Modern Irrigation: We track a handful of metrics. Some of them are constants e.g. the pricing rate of energy. There are data points such as pump operational hours that are logged in tabular form. All of this information can be spun with a spreadsheet yielding useful intel.

Recall a previous post on scientific irrigation? It made reference to how much moisture a plant needs to maximize the photosynthetic process and thus crop harvest yield. Too much water is a waste and not enough is detrimental. The task then is to compute how much water are we putting down.

A first thing to understand is the concept of irrigation sets. Each of the vertical bars indicates a set. Think of an irrigator person adjusting or setting the flow so that he can leave for a few hours or attend to other jobs. (He needs to do this precisely because if the flow is too high then flooding occurs) The month of June requires a lot of water. It’s a vigorous growth period. Here you can see that the irrigation set can last for multiple days and extend into a 24hr interval.

Were’d this data come from? In times previous the reporting was scattered and usually furnished in an end of month statement summary. For example the utility company would tell us the energy total for the month and at the end of the period a field hand would read a flowage meter and pass along a reading. Knowing the previous months reading we could find the difference and figure out a total. Bare bones basic and lacking any detail, right? Did I mention that the report dates rarely coincide.

These days, we have smart meters and telemetry that will allow us near real time data collection. A side effect is that the quantity of data can become immense and we’re back to square one trying to make sense of it.

Gathering the data is a first challenge. It comes from scraping an online file and of course it is in a format that doesn’t present in any concise way.

This is just a snippet. It has 3,500 rows and that is just for half the year and only one of the wells! So next step is to fold, spindle or mutilate that raw data to give it meaning.

Observe that each row is a  00 :15 minute window. A daily output however is sufficient granularity. Further we need to convert the energy usage for presentation in layman’s terms. We want to know for how many hours the pump motors ran, on what days, and what proportional share of energy they each used to move “x” amount of water.

“X” amount of water: As said, the water flow meter is our primary tool but only a monthly itemization. There are some known constants that will break this down into a daily amount. We know the pumping capacity based on recent testing and now that we have the daily usage (above) we can formulate the output. More variables and constants and arithmetic that we use:

• output in GPM is 1,792 and when multiplied by 60 converts to gallons/hour
• 32,585 gallons == 1 acre foot (an old school agricultural unit of measure)
• divide 32,585 by our gallons per hour determines how many hours of pumping
• energy consumption rate expressed in kWh is 169
• multiply hours of pumping times 169 to find energy per acre foot
• cost of energy is $0.19 per kWh
• multiply cost x energy results in cost per acre foot
• 1 acre foot x 12 converts to acre inches
• acre inches divided by 220.62 gives us inches of water applied

You get the idea. We can discover all kinds of things; cost per hour, which well and pump delivers the water for less, etc. By studying the data we find how the wells are managed.

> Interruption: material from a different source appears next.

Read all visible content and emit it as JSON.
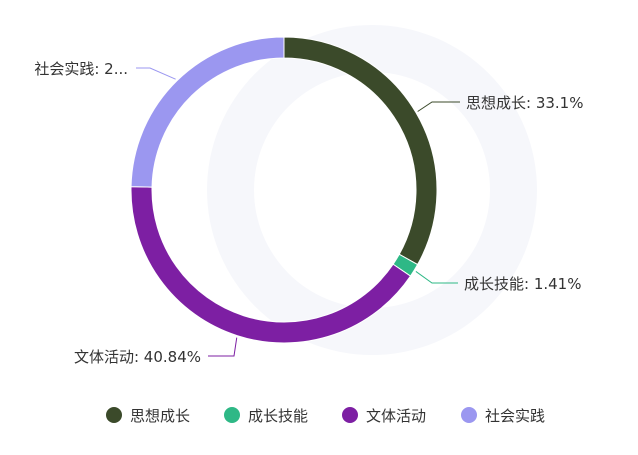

We had three wells: #1, #2, #3; oldest to newest. #1 has been retired from service (but could be recalled for emergency use).  Our irrigator has the ability to select between them. It was interesting to observe (from the data) his pattern (not that it made any sense 😉 The irrigation sets are managed by timer clock. It is typical that Well 2 will operate throughout the night — shutting off automatically at 06:45 when Well 3 is brought online. Both wells are rarely operated simultaneously even though we have that capability. Hmmm, answers lead to more questions sometimes.

More enlightenment: In September (2017) there was a system problem. The irrigator finally remedied but this telling data trend would have caught it. The recordation value of .08 is below par and the interval is unusual. This pattern repeats many times.  What is happening is that the motor is attempting an auto startup but failing in the attempt. Evidently the irrigator’s timing of his inspection rounds was such that he missed the momentary start|stop anomaly.  

Irrigation Old Time: The Irrigator is practically redundant. See how much we can do from the remote office? Still, we need someone to establish the Sets. I remember when the Irrigator carried and actually used a shovel. The long handle was convenient for leaning upon 😉 Rubber [Irrigator] boots, and a cowboy hat to block the hot sun completed the look. The Irrigator made his set and watched for water that was getting away or (more hopefully) about to… It was a learned procedure — kind of like the more meaningful methods of today.